I did some more work to capture the relevant information for the two crashes.
As you recall, I build a container image on top of the official (but old) basex one. It copies the database into the right place in the container.
I added the -c switch to the basexhttp command when the container starts. Even when I do this, the container does not have data context set when the first operation involving the database happens - If I do a query that involves the open database:
<query> <text>count(/ada)</text> </query>
I get:
Improper use? Potential bug? Your feedback is welcome: Contact: basex-talk@mailman.uni-konstanz.de Version: BaseX 9.6 RC1 Java: IcedTea, 1.8.0_212 OS: Linux, amd64 Stack Trace: java.lang.NullPointerException at org.basex.data.Data.defaultNs(Data.java: 270) at org.basex.query.expr.path.NameTest.noMatches(NameTest.java: 60) at org.basex.query.expr.path.Step.optimize(Step.java: 162) at org.basex.query.expr.path.Step.optimize(Step.java: 134) at org.basex.query.expr.Preds.compile(Preds.java: 59) at org.basex.query.expr.path.Path.lambda$compile$0(Path.java: 139) at org.basex.query.CompileContext.get(CompileContext.java: 165) at org.basex.query.expr.path.Path.compile(Path.java: 134) at org.basex.query.expr.Arr.compile(Arr.java: 47) at org.basex.query.scope.MainModule.comp(MainModule.java: 81) at org.basex.query.QueryCompiler.compile(QueryCompiler.java: 119) at org.basex.query.QueryCompiler.compile(QueryCompiler.java: 106) at org.basex.query.QueryContext.compile(QueryContext.java: 306) at org.basex.query.QueryProcessor.compile(QueryProcessor.java: 79) at org.basex.core.cmd.AQuery.query(AQuery.java: 91) at org.basex.core.cmd.XQuery.run(XQuery.java: 22) at org.basex.core.Command.run(Command.java: 257) at org.basex.http.rest.RESTCmd.run(RESTCmd.java: 105) at org.basex.http.rest.RESTQuery.query(RESTQuery.java: 69) at org.basex.http.rest.RESTQuery.run0(RESTQuery.java: 37) at org.basex.http.rest.RESTCmd.run(RESTCmd.java: 70) at org.basex.core.Command.run(Command.java: 257) at org.basex.core.Command.execute(Command.java: 93) at org.basex.core.Command.execute(Command.java: 116) at org.basex.http.rest.RESTServlet.run(RESTServlet.java: 32) at org.basex.http.BaseXServlet.service(BaseXServlet.java: 65)

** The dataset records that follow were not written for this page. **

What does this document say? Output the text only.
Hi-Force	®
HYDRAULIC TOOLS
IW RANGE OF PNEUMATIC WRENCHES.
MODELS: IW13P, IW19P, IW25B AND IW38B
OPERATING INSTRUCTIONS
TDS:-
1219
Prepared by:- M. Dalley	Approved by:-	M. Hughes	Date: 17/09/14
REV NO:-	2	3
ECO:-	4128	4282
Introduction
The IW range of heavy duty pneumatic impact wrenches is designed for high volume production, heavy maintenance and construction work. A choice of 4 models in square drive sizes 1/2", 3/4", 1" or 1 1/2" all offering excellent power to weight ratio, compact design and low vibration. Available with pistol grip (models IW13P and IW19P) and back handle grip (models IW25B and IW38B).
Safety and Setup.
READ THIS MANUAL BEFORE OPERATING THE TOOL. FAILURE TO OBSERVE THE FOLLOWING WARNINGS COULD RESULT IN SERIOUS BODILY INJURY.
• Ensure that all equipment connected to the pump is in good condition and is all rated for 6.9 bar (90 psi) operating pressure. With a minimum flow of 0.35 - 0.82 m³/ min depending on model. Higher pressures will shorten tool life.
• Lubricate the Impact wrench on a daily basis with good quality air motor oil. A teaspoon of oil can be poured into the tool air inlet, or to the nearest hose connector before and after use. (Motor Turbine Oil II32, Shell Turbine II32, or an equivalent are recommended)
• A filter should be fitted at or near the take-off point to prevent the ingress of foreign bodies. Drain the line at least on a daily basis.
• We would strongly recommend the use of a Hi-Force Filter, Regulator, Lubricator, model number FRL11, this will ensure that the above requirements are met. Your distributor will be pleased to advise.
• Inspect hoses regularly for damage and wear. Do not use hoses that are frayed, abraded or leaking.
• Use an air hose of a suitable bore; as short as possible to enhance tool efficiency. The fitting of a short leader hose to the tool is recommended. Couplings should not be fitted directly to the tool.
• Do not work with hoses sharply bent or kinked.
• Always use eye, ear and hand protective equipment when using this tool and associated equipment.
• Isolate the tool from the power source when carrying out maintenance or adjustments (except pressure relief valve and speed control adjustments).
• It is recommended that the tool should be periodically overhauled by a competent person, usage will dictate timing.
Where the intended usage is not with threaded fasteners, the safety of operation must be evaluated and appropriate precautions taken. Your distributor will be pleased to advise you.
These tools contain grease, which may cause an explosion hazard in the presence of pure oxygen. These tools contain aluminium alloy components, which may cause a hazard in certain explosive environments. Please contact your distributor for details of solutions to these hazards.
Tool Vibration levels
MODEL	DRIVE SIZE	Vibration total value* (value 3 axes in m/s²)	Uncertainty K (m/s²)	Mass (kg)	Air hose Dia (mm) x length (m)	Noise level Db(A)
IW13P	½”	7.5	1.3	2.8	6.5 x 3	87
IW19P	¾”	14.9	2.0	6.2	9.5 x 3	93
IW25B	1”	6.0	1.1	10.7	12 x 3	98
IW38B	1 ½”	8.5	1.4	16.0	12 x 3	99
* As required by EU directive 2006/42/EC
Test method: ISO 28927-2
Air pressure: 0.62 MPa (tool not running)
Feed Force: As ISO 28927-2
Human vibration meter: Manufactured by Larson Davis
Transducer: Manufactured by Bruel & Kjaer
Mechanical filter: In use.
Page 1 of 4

If I remove the -c flag, and just let the container start (still with the database copied into place in the container), I get this trace when I try to do anything related with the database:
Improper use? Potential bug? Your feedback is welcome: Contact: basex-talk@mailman.uni-konstanz.de Version: BaseX 9.6 RC1 Java: IcedTea, 1.8.0_212 OS: Linux, amd64 Stack Trace: java.lang.NullPointerException at org.basex.data.DiskData.write(DiskData.java:146) at org.basex.data.DiskData.close(DiskData.java:160) at org.basex.core.Datas.unpin(Datas.java:52) at org.basex.core.cmd.Close.close(Close.java:45) at org.basex.query.QueryResources.close(QueryResources.java:92) at org.basex.query.QueryContext.close(QueryContext.java:515) at org.basex.query.QueryProcessor.close(QueryProcessor.java:251) at org.basex.core.cmd.AQuery.query(AQuery.java:132) at org.basex.core.cmd.XQuery.run(XQuery.java:22) at org.basex.core.Command.run(Command.java:257) at org.basex.core.Command.execute(Command.java:93) at org.basex.api.client.LocalSession.execute(LocalSession.java:132) at org.basex.api.client.Session.execute(Session.java:36) at org.basex.core.CLI.execute(CLI.java:92) at org.basex.core.CLI.execute(CLI.java:76) at org.basex.BaseX.console(BaseX.java:177) at org.basex.BaseX.<init>(BaseX.java:152) at org.basex.BaseX.main(BaseX.java:43)
I hope this is useful. Right now I am blocked.
Best Regards
Peter Villadsen.
From: Peter Villadsen Sent: Tuesday, March 4, 2025 12:43 PM To: Christian Grün christian.gruen@gmail.com Cc: basex-talk@mailman.uni-konstanz.de Subject: RE: [EXTERNAL] Re: [basex-talk] HTTP server performance seems very slow...
Christian,
Yes, I have. Thank you for following up - I should have come back earlier.
I have been experimenting with this for a while now, and the container image (the official one and the quodatum, newer 10.3 one) both crash when I try to use them, both through HTTP and TCP. I am still looking into it. If I do not manage to find out what the issue is, I will upload the stack traces.
In both cases, I built my own container to include the database, so I can avoid the volumes and have the container be completely self-contained. The database is 19GB, so the container gets pretty big.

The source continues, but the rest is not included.